An immunoradiometric assay (IRMA) involving a monoclonal antibody (MAb OC125) to an ovarian carcinoma-associated antigenic determinant (CA 125) has been tested as one component in a strategy for early detection of epithelial ovarian cancer. We characterized one confirmed "false-positive" sample by murine antibody blocking studies, Western blotting, immunoaffinity, size-exclusion chromatography, and reactivity with polyclonal rabbit antisera to CA 125 antigen.

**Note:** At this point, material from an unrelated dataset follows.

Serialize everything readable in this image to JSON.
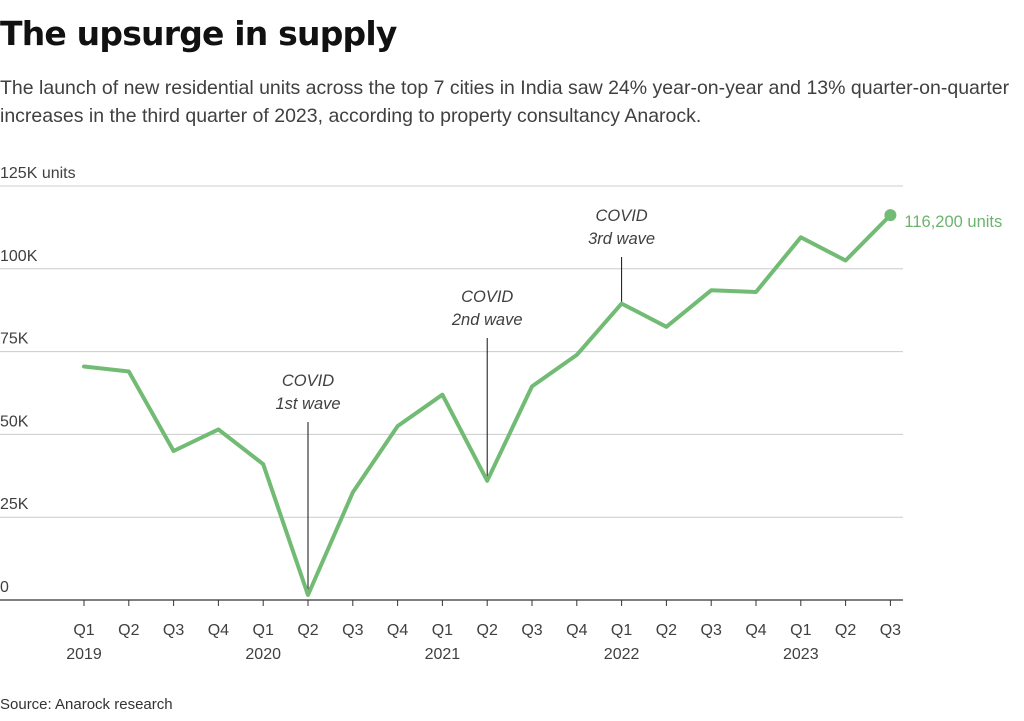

The positive response of this serum in the CA 125 IRMA was due to a human IgM. The discrepant IgM was isolated from the serum by successive immunoaffinity steps with nonspecific murine MAb, MAb OC125, and goat antibodies to human IgM Fc. Purified IgM inhibited the binding of MAb OC125 to CA 125. Furthermore, rabbit antisera to CA 125 antigen competitively inhibited the binding of MAb OC125 to both CA 125 and the discrepant IgM. The discrepant activity thus appears to reflect binding of this human IgM to a idiotope of MAb OC125. Radioiodination of MAb OC125 by a different technique eliminated the discrepant activity and decreased the incidence of CA 125 positivity in an at-risk population of apparently healthy women, increasing the specificity of the IRMA to 99.8% in this group.